Mount Mercy student wants tobacco to butt out

by PATRICK J. BUECHI
Tue, Feb 21st 2017 11:00 am
Staff Reporter
Mount Mercy High School junior Nora Galley did a tobacco audit of South Buffalo convenience stores to see if they market tobacco products to teens. She has become an anti-tobacco activist and now volunteers with a group called Reality Check, based at Roswell Park Cancer Institute. Galley is shown here at RPCI. (Dan Cappellazzo/Staff Photographer)
Mount Mercy High School junior Nora Galley did a tobacco audit of South Buffalo convenience stores to see if they market tobacco products to teens. She has become an anti-tobacco activist and now volunteers with a group called Reality Check, based at Roswell Park Cancer Institute. Galley is shown here at RPCI. (Dan Cappellazzo/Staff Photographer)

Over the summer, Nora Galley saw something she liked - "No Smoking" signs along the pristine trails at Allegany State Park. Coming back to Buffalo, she found something she did not like - tobacco products seemingly targeted to minors.

Galley, 17, has an aunt who works at Roswell Park Cancer Institute, who introduced her to Reality Check, an organization that educates communities about manipulative and deceptive marketing practices of tobacco companies. Galley partnered with one of the aunt's co-workers to do tobacco audits of local shops.

"We went to convenience stores, especially one close to schools, to observe how expansive the walls of tobacco are and how many advertisements they had that were eye level with small children," Galley said. "A lot of things were right by toys and candies. Your eyes were drawn to those and then you saw the advertisements for tobacco. It's a big concern in my life because there are people who are in my life who have become sick due to use of tobacco, both smoking it and chewing it. I feel it's definitely something that my generation should work to stop completely."

Most stores place tobacco products behind the cash register counter, out of reach of customers, but right above the candy shelves. E-cigarettes come in sweet flavors like cherry, strawberry and bubble gum.

With this information, Galley will work with Reality Check to design a presentation to schools and clubs to increase awareness of how tobacco products are advertised.

The American Journal of Public Health has found that weekly or more frequent exposure to retail tobacco marketing was associated with a 50 percent increase in the odds of ever smoking. That is nearly the same effect as having parents who smoke.

The Center for Disease Control and Prevention reports that tobacco use is started and established primarily during adolescence, and that nearly 9 out of 10 smokers first tried smoking by age 18.

Some of the stores audited sit in the South Buffalo neighborhood around her school - Mount Mercy Academy, Bishop Timon-St. Jude High School and an elementary school. So, the neighborhood has plenty of teens and young children who frequent those shops and see those displays.
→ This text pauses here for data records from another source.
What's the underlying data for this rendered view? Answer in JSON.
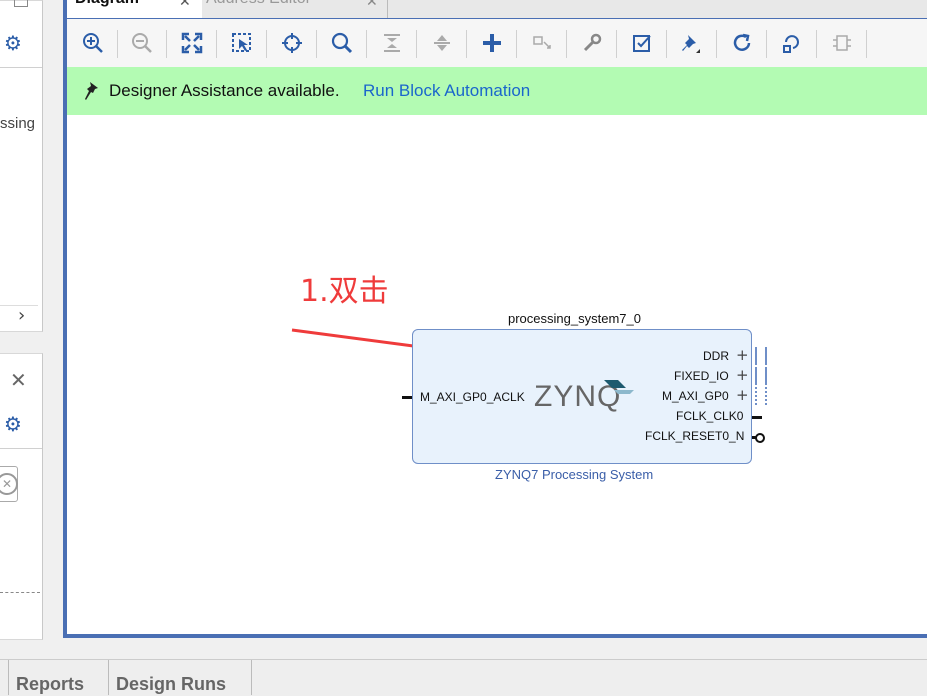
{
  "tabs": {
    "diagram": "Diagram",
    "address_editor": "Address Editor"
  },
  "left_panel": {
    "partial_text": "ssing"
  },
  "banner": {
    "message": "Designer Assistance available.",
    "link": "Run Block Automation"
  },
  "annotation": {
    "text": "1.双击",
    "color": "#ef3b3b"
  },
  "block": {
    "instance_name": "processing_system7_0",
    "subtitle": "ZYNQ7 Processing System",
    "logo": "ZYNQ",
    "left_ports": [
      "M_AXI_GP0_ACLK"
    ],
    "right_ports": [
      "DDR",
      "FIXED_IO",
      "M_AXI_GP0",
      "FCLK_CLK0",
      "FCLK_RESET0_N"
    ]
  },
  "bottom_tabs": [
    "Reports",
    "Design Runs"
  ],
  "toolbar_icons": [
    "zoom-in-icon",
    "zoom-out-icon",
    "fit-icon",
    "zoom-selection-icon",
    "target-icon",
    "search-icon",
    "collapse-icon",
    "expand-icon",
    "add-ip-icon",
    "make-external-icon",
    "wrench-icon",
    "validate-icon",
    "pin-icon",
    "refresh-icon",
    "regenerate-icon",
    "optimize-icon"
  ],
  "colors": {
    "banner_bg": "#b3fbb3",
    "link": "#1a66cc",
    "frame_border": "#4a6fb4",
    "block_fill": "#e8f2fc",
    "block_border": "#6f8fc8"
  }
}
Galley would like to see the whole area become a no smoking zone.

"We were considering working with Mercy Hospital because their campus is smoke-free, but I feel there is a lot more that we could do around the area because there are so many schools. We have the hospital, Mercy, Bishop Timon and also Lorraine Elementary are all within walking distance," she said.

Galley finds it odd that pharmacies, designed to sell products to improve people's health, also sell cigarettes and chewing tobacco, which have been linked to cancer, emphysema and heart disease. In 2010, the American Pharmacists Association urged pharmacies to discontinue sales of tobacco products. In 2014, CVS banned the selling of tobacco and e-cigarettes in all their stores. Rite-Aid and Walgreens have placed nicotine patches and other cessation products next to their tobacco line.

Currently a junior at Mount Mercy and described by her school counselor as a "hard worker," Galley plans to continue this crusade into her college years. The issue hit close to home. One aunt had a heart attack followed by open-heart surgery after years of smoking. Her mother's cousin chewed tobacco and now has debilitating cancer.  "He doesn't really go outside or eat or anything just because of chewing tobacco," Galley explained.